Seriously, when did this happen? And where was I? Did I leave the room for five minutes to use the bathroom or something and everyone was like “quick, let’s completely change the solar system!”
Okay, to be fair we didn’t completely restructure the solar system. It’s really just everything beyond Neptune.
Everyone remembers a few years back when Pluto stopped being a planet, right? Well, I don’t know about you, but I never got a satisfactory explanation for why that happened. People (and by people, I mostly mean news outlets) were just like “they decided it was too small, so now it’s a dwarf planet.” End of story.
That’s not what happened, guys.
What really happened was that back in 2005, a Palomar Observatory based team lead by astronomer Mike Brown, discovered Eris, an object roughly three times the size of Pluto (they thought at the time) orbiting our sun at approximately 1.442×1010 km out. (That is a very approximate distance, since Eris, like Pluto, has an eccentric orbit. Did you know that Pluto’s eccentric orbit sometimes brings it closer to the sun then Neptune? True fact.)
This was not the first large body we had discovered beyond the orbit of Pluto. The first, Chiron, was found in 1977. But it was the size of Eris that made people sit up and take note. That was when they decided that maybe it was time to actually define what a “planet” was, since that had never been done.
So in 2006, the International Astronomical Union finally sat down and decided what it takes to be a planet. And Pluto didn’t make the cut.
If that upsets you because you want your childhood image of the solar system to remain intact, think of it this way: if Pluto had remained a planet, then Eris would have to be considered one as well, so no matter what you were going to have to come up with some new mnemonics.
And seriously, there may well be over a hundred or more objects that fit the parameters of a dwarf planet out in the Kuiper belt. Some estimates place the number closer to two hundred.
In light of this new information, I formally redact all previous criticisms I made of the decision to de-planetize Pluto. I get it now, we can’t make all the poor elementary school children memorize over a hundred planet names. Good call, IAU!
Of course, currently the IAU only officially recognizes the existence five dwarf planets. We know there are more then that, but until we can pin down some of the details about the others, the IAU can’t formally recognize them. This is because we just can’t be sure how big these objects really are. Or how many of them there are, or where exactly they are, or what their orbits look like, etc. These things are just so freaking far away, measuring anything way out there is really, really hard.
For example, you remember when I said that at the time of its discovery they thought Eris was three times the size of Pluto? Well, new estimates are that it’s actually pretty close to Pluto in size, maybe just a bit bigger. It’s hard to tell in part because Pluto’s atmosphere makes measuring its true size extremely tricky.
Wait. Stop. Hold the phone. What was that?
Guys, Pluto has an atmosphere. And five moons, at least two of which are just big wobbly potatoes.

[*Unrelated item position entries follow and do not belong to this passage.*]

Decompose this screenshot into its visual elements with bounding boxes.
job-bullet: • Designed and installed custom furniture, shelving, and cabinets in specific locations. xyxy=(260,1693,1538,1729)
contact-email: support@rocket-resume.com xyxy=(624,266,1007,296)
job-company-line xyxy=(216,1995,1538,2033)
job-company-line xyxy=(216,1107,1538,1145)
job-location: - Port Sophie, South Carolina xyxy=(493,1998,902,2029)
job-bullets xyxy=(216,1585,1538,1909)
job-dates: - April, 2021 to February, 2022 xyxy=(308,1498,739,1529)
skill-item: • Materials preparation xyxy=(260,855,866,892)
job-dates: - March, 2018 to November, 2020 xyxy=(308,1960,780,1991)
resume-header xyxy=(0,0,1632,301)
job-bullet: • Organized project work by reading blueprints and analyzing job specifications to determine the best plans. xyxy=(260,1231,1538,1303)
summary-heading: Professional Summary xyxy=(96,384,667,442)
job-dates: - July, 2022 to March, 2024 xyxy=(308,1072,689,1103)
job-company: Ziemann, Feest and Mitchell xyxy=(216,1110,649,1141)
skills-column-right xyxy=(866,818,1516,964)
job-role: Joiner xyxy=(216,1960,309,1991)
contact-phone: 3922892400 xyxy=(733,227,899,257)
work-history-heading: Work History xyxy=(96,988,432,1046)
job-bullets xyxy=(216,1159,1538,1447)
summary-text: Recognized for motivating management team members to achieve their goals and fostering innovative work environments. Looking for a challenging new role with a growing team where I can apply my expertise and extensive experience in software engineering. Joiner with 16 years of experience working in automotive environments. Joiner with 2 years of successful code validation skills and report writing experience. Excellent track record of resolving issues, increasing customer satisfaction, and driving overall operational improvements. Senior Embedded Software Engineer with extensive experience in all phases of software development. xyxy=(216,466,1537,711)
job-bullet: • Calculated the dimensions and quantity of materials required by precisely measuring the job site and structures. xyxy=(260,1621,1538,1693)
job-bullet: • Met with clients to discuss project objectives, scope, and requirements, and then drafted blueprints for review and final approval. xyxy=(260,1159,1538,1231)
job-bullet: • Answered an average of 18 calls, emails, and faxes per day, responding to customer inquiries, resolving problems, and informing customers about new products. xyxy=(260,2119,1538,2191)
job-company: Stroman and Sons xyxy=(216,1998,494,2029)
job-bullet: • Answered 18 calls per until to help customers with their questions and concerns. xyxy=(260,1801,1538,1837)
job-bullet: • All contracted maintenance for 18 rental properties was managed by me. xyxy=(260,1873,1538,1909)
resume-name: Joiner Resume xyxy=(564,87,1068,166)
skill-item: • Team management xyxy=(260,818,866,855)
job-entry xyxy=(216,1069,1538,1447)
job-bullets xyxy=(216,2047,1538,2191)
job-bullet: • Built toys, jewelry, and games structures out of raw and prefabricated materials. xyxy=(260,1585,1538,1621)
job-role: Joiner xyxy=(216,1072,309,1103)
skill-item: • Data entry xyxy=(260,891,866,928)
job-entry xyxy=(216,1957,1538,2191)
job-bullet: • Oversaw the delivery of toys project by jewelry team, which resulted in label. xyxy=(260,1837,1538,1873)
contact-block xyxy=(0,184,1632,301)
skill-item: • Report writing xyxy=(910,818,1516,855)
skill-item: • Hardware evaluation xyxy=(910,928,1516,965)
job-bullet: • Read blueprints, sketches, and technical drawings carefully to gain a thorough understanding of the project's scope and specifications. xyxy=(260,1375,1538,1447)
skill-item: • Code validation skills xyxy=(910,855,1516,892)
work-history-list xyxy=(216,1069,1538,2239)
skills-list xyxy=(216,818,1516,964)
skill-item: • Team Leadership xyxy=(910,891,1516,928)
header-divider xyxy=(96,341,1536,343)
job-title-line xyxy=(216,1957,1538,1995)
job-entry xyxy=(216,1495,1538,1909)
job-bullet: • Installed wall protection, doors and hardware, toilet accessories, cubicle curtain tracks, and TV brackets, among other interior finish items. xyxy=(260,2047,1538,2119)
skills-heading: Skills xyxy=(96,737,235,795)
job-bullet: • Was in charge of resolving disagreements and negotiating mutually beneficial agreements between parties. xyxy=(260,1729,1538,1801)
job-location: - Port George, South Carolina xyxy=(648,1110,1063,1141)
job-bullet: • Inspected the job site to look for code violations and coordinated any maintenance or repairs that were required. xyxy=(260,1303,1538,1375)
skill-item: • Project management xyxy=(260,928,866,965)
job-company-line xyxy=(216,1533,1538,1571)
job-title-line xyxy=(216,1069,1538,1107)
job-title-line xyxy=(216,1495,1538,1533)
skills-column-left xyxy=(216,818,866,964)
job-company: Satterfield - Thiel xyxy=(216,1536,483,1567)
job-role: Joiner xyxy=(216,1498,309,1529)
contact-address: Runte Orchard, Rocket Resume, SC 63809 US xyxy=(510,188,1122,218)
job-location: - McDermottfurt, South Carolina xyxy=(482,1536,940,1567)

Seriously, I had no idea how little I knew about everything beyond Neptune. (The technical term is Trans-Neptunian Objects) And more to the point, I had no idea how little astronomers knew about these objects. I guess I thought we had pretty much figured out how to get reliable data about anything within our solar system. Boy was I wrong.
But good news! We won’t be in the dark for long, at least not as far as Pluto is concerned. This July, 2015, the New Horizons space probe will be doing a flyby of the dwarf planet.
Launched in 2006 (shortly before Pluto stopped being a planet), New Horizons’ mission is to gather information about Pluto and it’s primary moon Charon, and hopefully to continue on to explore additional objects in the Kuiper belt.
How cool is that? I mean, it’s taken nine years to get the probe out there, but soon we will get actual information about Pluto. Information that is impossible to gather from Earth, like figuring out what Pluto’s atmosphere is made of, and measuring its surface temperature, stuff like that.
And I think that is really really cool. I’m super glad I didn’t know about New Horizons until now, because I would have spent the last nine years being impatient to know what it would find out. But now I only have to wait a little more then a month. Plus however long it takes NASA to receive, translate and interpret the data, I suppose. But how long could that take? ::clings desperately to her optimistic naivety::
Don’t tell me, it’s as bad as knowing when the next season of Dr. Who is actually coming out. Some things are easier to wait for when you don’t know how long you will be waiting.